Frankly, I thought the three she played on her own, those two and a later one called “Sweet Lorraine” (not the 1928 standard by Cliff Burwell and Mitchell Parrish which became Nat “King” Cole’s star-making hit when he recorded it first in 1940 for Decca and then in 1945 for Capitol), were her best. Griffin taped this show on February 6, 2007 just after the release of her album Children Running Through on the independent ATO Records label. She made an interesting comment in one of the interstital interviews these shows are almost always saddled with to the effect that in her early days she’d been told to sing out and sing loudly. Later she’d calmed down and started singing more softly and soulfully, but now she was going back to writing and singing loud songs again. Among her songs on Live at the Artists’ Den – one of whose gimmicks was to film the artists in unusual settings, here a Gothic ex-synagogue turned cultural center in New York City – were “No Bad News,” “When It Don’t Come Easy,” and a quite powerful song whose title I wrote down as “Just Before the Flood Comes.” Later she did “To the Top of the World” and “Oh, Heavenly Day” (which she identified as her first love song and said it was written for her dog). I loved the way she delicately balanced her set between loud, aggressive rockers and more plaintive singer-songwriter songs in the Nyro/King manner. Her voice throughout was solid and forthright, and on at least one song she played piano while on others she had the backing of veteran rock keyboardist Ian McLagan (1945-2014) of both the original Small Faces and its later iteration, Rod Stewart’s backing band Faces.

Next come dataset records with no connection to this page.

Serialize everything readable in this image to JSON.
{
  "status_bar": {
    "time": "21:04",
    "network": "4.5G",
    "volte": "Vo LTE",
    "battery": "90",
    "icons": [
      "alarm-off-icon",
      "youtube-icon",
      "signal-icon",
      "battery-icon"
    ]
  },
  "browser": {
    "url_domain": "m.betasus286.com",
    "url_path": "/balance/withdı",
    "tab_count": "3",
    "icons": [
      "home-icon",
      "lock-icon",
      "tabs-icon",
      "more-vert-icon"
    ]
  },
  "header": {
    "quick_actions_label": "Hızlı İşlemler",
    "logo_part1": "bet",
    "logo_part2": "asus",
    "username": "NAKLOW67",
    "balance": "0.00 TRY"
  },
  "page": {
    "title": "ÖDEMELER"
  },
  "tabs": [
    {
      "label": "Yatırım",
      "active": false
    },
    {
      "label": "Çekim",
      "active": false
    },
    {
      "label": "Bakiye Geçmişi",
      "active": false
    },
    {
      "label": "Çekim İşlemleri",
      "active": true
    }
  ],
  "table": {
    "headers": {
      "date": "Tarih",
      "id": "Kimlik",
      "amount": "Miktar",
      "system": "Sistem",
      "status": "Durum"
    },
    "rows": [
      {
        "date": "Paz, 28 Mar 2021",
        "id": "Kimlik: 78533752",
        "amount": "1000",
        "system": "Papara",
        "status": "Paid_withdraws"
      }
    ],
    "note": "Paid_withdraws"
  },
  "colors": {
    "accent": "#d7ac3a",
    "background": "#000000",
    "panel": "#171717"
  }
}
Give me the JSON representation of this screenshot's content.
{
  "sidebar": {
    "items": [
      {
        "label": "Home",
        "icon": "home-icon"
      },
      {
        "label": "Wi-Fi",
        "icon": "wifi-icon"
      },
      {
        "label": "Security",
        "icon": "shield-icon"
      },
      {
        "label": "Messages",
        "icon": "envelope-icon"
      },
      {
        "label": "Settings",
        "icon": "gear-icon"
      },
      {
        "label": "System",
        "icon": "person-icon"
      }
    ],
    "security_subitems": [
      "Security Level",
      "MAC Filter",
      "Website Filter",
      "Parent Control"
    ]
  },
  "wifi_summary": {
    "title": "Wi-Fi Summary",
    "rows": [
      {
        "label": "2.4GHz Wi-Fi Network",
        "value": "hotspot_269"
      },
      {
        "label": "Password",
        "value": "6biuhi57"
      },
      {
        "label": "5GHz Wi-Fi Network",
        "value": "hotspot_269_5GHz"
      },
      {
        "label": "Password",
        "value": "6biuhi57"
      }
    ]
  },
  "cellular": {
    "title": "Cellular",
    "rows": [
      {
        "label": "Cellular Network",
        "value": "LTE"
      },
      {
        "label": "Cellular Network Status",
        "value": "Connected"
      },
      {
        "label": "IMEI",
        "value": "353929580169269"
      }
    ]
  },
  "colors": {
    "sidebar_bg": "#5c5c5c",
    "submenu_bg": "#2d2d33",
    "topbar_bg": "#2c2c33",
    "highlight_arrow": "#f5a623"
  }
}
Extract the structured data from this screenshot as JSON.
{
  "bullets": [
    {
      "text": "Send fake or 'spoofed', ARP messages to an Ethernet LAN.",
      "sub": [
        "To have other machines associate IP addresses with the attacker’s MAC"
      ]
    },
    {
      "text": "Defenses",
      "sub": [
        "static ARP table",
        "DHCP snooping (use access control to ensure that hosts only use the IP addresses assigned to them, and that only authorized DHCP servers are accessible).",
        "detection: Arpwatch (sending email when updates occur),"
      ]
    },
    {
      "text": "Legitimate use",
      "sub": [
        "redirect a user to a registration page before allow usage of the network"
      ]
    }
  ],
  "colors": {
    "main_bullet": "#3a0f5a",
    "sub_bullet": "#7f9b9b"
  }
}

Patty Griffin has had an up-and-down career, originally signing with A&M Records in 1996 only to be fired by them after two released albums and a third, Silver Rose, which they turned down and didn’t put out officially until 2013, though bootleg copies existed and leaked out before that. Then she signed with ATO and stayed with them until the Children Running Through album, following which she went with even smaller indie labels (Credential, New West) before starting to release her recordings herself, distributing through a company called Thirty Tigers, with Servant of Love in 2015.